# Node Embeddings and Skip Gram Examples

**Purpose:** - To explore embedding methods used in label prediction for social networks. This will include a short exposition on the relation of natural language processing to network analysis.

**Introduction-** Node embedding methods are a commonly used method for node classification for social networks. This modeling method employs a feature engineering method call skip-gram modeling to represent the relationship of each node in the network in $N$ dimensional vector space. This vector can be thought of as a low dimensional representation of each node. Nodes which are more closely associated with one another will be clustered more closely together in our vector representation.

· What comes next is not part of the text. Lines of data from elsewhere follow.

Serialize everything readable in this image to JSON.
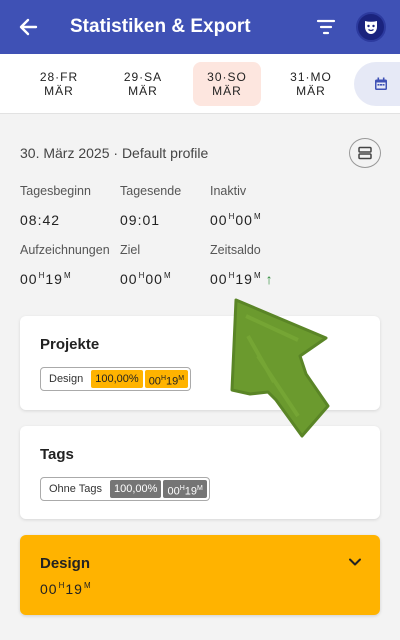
{
  "appbar": {
    "title": "Statistiken & Export",
    "back_icon": "arrow-left-icon",
    "filter_icon": "filter-icon",
    "avatar_icon": "mask-icon"
  },
  "dates": [
    {
      "line1": "28·FR",
      "line2": "MÄR",
      "selected": false
    },
    {
      "line1": "29·SA",
      "line2": "MÄR",
      "selected": false
    },
    {
      "line1": "30·SO",
      "line2": "MÄR",
      "selected": true
    },
    {
      "line1": "31·MO",
      "line2": "MÄR",
      "selected": false
    }
  ],
  "summary": {
    "heading": "30. März 2025 · Default profile",
    "tagesbeginn_label": "Tagesbeginn",
    "tagesbeginn_value": "08:42",
    "tagesende_label": "Tagesende",
    "tagesende_value": "09:01",
    "inaktiv_label": "Inaktiv",
    "inaktiv_h": "00",
    "inaktiv_m": "00",
    "aufz_label": "Aufzeichnungen",
    "aufz_h": "00",
    "aufz_m": "19",
    "ziel_label": "Ziel",
    "ziel_h": "00",
    "ziel_m": "00",
    "saldo_label": "Zeitsaldo",
    "saldo_h": "00",
    "saldo_m": "19",
    "unit_h": "H",
    "unit_m": "M"
  },
  "projekte": {
    "title": "Projekte",
    "name": "Design",
    "percent": "100,00%",
    "h": "00",
    "m": "19",
    "color": "#ffb300"
  },
  "tags": {
    "title": "Tags",
    "name": "Ohne Tags",
    "percent": "100,00%",
    "h": "00",
    "m": "19",
    "color": "#757575"
  },
  "expanded": {
    "title": "Design",
    "h": "00",
    "m": "19",
    "color": "#ffb300"
  }
}
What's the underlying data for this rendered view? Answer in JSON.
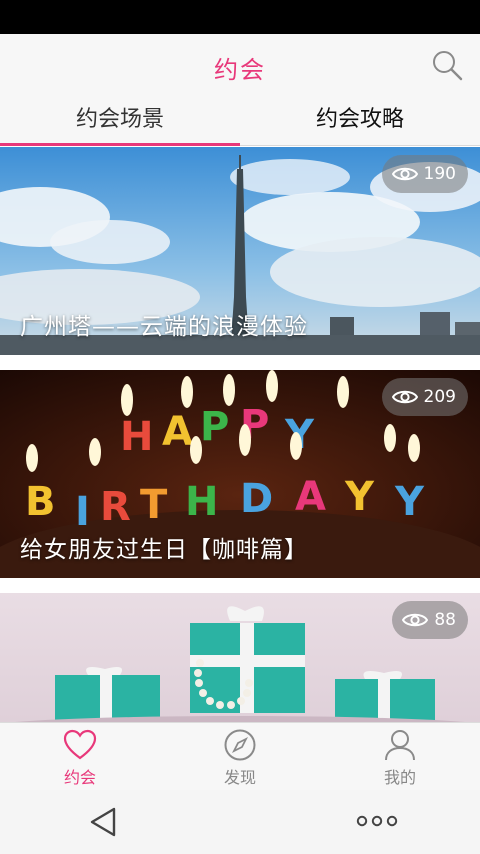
{
  "header": {
    "title": "约会",
    "search_icon": "search-icon"
  },
  "tabs": [
    {
      "label": "约会场景",
      "selected": true
    },
    {
      "label": "约会攻略",
      "selected": false
    }
  ],
  "colors": {
    "accent": "#e8387a",
    "inactive": "#888888"
  },
  "feed": {
    "cards": [
      {
        "title": "广州塔——云端的浪漫体验",
        "views": "190"
      },
      {
        "title": "给女朋友过生日【咖啡篇】",
        "views": "209"
      },
      {
        "title": "",
        "views": "88"
      }
    ]
  },
  "bottom_nav": {
    "items": [
      {
        "label": "约会",
        "icon": "heart-icon",
        "active": true
      },
      {
        "label": "发现",
        "icon": "compass-icon",
        "active": false
      },
      {
        "label": "我的",
        "icon": "user-icon",
        "active": false
      }
    ]
  },
  "system_nav": {
    "back_icon": "back-triangle-icon",
    "more_icon": "more-dots-icon"
  }
}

## Root in natural language processing

This method draws from research in natural language processing where we try to anticipate nearby words based on a corpus used to build the model. Consider the following example system:
> The Guadeloupe amazon is a hypothetical extinct species of parrot that is thought to have been endemic to the Lesser Antillean island region of Guadeloupe. Described by 17th- and 18th-century writers, it is thought to have been related to, or possibly the same as, the extant imperial amazon. 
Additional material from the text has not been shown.